For these reasons, the District Court determined that Dr. Jewell did not consistently assess the evidence supporting each criterion or explain his method for doing so. Thus, it was not an abuse of discretion to find that Dr. Jewell’s application of the Bradford Hill criteria was unreliable.
This is not to suggest that all of the District Court’s criticisms were necessarily justified. For example, the fact that in his reanalysis Dr. Jewell drew a different conclusion from a study than its authors did is not necessarily a problem. Similarly, his imposition of a different assumption about the “exposed” group in Huybrechts (2014) did not require expert knowledge about psychology; he was merely testing the robustness of the results to Huybrechts’ original assumption. Similarly, the District Court credited the claim that overlapping samples did not provide replicated results, despite the fact that Dr. Jewell claimed it provided some informational value.
These inquiries are more appropriately left to the jury.

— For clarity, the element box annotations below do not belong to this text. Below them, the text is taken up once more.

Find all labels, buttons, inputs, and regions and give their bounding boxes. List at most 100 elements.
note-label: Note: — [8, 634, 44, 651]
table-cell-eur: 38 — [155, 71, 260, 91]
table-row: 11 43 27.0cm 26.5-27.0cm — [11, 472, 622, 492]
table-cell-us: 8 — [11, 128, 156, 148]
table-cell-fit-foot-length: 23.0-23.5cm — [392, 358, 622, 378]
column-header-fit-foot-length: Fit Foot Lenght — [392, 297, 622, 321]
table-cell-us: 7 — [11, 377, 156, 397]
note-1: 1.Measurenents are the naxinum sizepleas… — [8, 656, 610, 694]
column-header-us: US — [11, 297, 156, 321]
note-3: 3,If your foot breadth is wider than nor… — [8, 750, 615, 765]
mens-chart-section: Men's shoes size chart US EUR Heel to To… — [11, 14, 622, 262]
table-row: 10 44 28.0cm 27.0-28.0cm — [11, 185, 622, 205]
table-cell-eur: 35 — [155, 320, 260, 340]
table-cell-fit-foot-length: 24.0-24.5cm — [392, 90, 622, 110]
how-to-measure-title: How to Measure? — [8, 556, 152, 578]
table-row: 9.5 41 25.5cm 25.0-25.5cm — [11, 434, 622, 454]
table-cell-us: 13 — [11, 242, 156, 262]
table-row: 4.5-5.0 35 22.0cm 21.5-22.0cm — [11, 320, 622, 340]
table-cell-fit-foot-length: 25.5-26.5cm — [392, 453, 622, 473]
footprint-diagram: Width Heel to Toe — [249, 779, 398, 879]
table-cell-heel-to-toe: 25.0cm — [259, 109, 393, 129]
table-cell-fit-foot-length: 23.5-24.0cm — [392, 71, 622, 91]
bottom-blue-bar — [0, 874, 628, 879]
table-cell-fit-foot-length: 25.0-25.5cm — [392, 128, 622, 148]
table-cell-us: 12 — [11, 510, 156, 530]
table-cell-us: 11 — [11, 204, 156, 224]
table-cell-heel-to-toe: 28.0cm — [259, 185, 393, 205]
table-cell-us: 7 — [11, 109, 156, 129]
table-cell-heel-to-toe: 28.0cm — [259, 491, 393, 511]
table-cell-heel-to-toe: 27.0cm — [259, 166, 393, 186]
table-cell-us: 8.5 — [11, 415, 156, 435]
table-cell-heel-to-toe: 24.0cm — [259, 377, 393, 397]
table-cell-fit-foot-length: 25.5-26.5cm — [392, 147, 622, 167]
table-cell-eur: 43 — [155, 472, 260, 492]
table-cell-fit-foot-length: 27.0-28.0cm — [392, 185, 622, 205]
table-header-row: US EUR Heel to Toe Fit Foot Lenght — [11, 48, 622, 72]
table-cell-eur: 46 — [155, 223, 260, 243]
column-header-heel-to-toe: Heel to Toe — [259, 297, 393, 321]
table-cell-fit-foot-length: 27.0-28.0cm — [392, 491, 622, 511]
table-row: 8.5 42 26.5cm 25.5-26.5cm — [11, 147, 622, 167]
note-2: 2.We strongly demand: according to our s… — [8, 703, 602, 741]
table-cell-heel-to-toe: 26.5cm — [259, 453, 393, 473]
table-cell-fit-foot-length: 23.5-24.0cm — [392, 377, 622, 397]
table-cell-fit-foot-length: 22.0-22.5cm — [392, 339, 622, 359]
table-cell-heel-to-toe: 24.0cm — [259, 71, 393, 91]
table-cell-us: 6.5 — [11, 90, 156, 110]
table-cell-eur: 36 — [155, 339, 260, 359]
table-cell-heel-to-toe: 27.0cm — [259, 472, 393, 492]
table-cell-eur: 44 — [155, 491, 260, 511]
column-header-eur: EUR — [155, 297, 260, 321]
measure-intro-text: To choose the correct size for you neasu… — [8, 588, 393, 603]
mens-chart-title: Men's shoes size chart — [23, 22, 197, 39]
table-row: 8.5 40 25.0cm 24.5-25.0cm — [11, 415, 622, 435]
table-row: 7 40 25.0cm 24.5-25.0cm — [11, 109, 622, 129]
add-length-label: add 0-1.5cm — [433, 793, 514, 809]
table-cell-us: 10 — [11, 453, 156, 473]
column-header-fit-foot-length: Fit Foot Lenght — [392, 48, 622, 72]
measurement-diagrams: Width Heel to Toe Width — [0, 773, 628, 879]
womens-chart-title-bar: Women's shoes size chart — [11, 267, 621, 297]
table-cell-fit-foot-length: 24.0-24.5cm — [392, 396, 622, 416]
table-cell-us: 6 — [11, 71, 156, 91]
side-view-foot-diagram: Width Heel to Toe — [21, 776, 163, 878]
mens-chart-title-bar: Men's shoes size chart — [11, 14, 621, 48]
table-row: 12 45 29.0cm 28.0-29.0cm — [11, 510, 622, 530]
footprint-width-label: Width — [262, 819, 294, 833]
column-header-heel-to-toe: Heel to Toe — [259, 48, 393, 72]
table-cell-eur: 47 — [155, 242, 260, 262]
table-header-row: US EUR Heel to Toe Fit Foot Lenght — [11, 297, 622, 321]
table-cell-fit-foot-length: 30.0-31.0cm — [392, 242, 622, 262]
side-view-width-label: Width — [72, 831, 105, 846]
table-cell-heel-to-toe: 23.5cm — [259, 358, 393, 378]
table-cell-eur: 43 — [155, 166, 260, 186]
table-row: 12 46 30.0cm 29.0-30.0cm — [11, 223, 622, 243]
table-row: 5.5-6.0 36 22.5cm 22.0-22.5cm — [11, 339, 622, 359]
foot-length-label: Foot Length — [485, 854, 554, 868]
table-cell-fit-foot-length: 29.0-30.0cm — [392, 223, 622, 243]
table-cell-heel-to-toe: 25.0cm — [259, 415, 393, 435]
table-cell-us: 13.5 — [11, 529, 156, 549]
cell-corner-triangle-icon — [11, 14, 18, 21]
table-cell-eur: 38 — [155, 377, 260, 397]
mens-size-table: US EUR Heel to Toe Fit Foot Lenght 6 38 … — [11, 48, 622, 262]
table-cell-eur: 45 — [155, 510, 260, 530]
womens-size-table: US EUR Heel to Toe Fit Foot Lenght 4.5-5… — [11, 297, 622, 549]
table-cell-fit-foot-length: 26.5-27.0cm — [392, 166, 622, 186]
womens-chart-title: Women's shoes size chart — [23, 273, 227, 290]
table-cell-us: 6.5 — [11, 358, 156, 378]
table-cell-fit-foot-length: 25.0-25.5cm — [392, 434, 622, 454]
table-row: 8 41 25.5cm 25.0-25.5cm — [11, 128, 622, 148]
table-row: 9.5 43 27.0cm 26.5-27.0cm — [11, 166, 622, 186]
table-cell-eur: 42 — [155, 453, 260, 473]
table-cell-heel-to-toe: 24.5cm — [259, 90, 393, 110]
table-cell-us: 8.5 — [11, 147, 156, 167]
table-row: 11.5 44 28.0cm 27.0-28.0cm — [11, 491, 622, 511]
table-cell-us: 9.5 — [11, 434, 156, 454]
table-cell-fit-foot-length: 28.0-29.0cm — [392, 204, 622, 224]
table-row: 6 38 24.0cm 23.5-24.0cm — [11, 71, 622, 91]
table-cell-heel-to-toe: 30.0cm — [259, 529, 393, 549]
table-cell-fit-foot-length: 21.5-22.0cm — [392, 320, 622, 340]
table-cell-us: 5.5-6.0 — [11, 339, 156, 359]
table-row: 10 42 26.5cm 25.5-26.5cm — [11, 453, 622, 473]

On the whole, however, the District Court did not improperly usurp the jury’s role in assessing Dr. Jewell’s credibility. There is sufficient reason to find Dr. Jewell’s testimony was unreliable. Indeed,
“any
step that renders the analysis unreliable under the
Daubert factors renders the expert’s testimony
inadmissible.”
The fact that Dr. Jewell unreliably applied the techniques underlying the weight of the evidence analysis and the factors of the Bradford Hill analysis satisfies this standard for inadmissibility.
III.
This case involves complicated facts, statistical methodology, and competing claims of appropriate standards for assessing causality from observational epidemiological studies. Ultimately, however, the issue is quite clear. As a gatekeeper, courts are supposed to ensure that the testimony given to the jury is reliable and will be more informative than confusing. Dr. Jewell’s application of his purported methods does not satisfy this standard. By applying different techniques to subsets of the data and inconsistently discussing statistical significance, Dr. Jewell does not reliably analyze the weight of the evidence. Selecting these conclusions to discuss certain Bradford Hill factors also contributes to the unreliability. While the District Court may have flagged a few issues that are not necessarily indicative of an unreliable application of methods, there is certainly sufficient evidence on the record to suggest that the court did not abuse its discretion in excluding Dr. Jewell as an expert on the basis of the unreliability of his methods. For these reasons, we will affirm the orders of the District Court, excluding the testimony of Dr. Jewell and granting summary judgment in favor of Pfizer.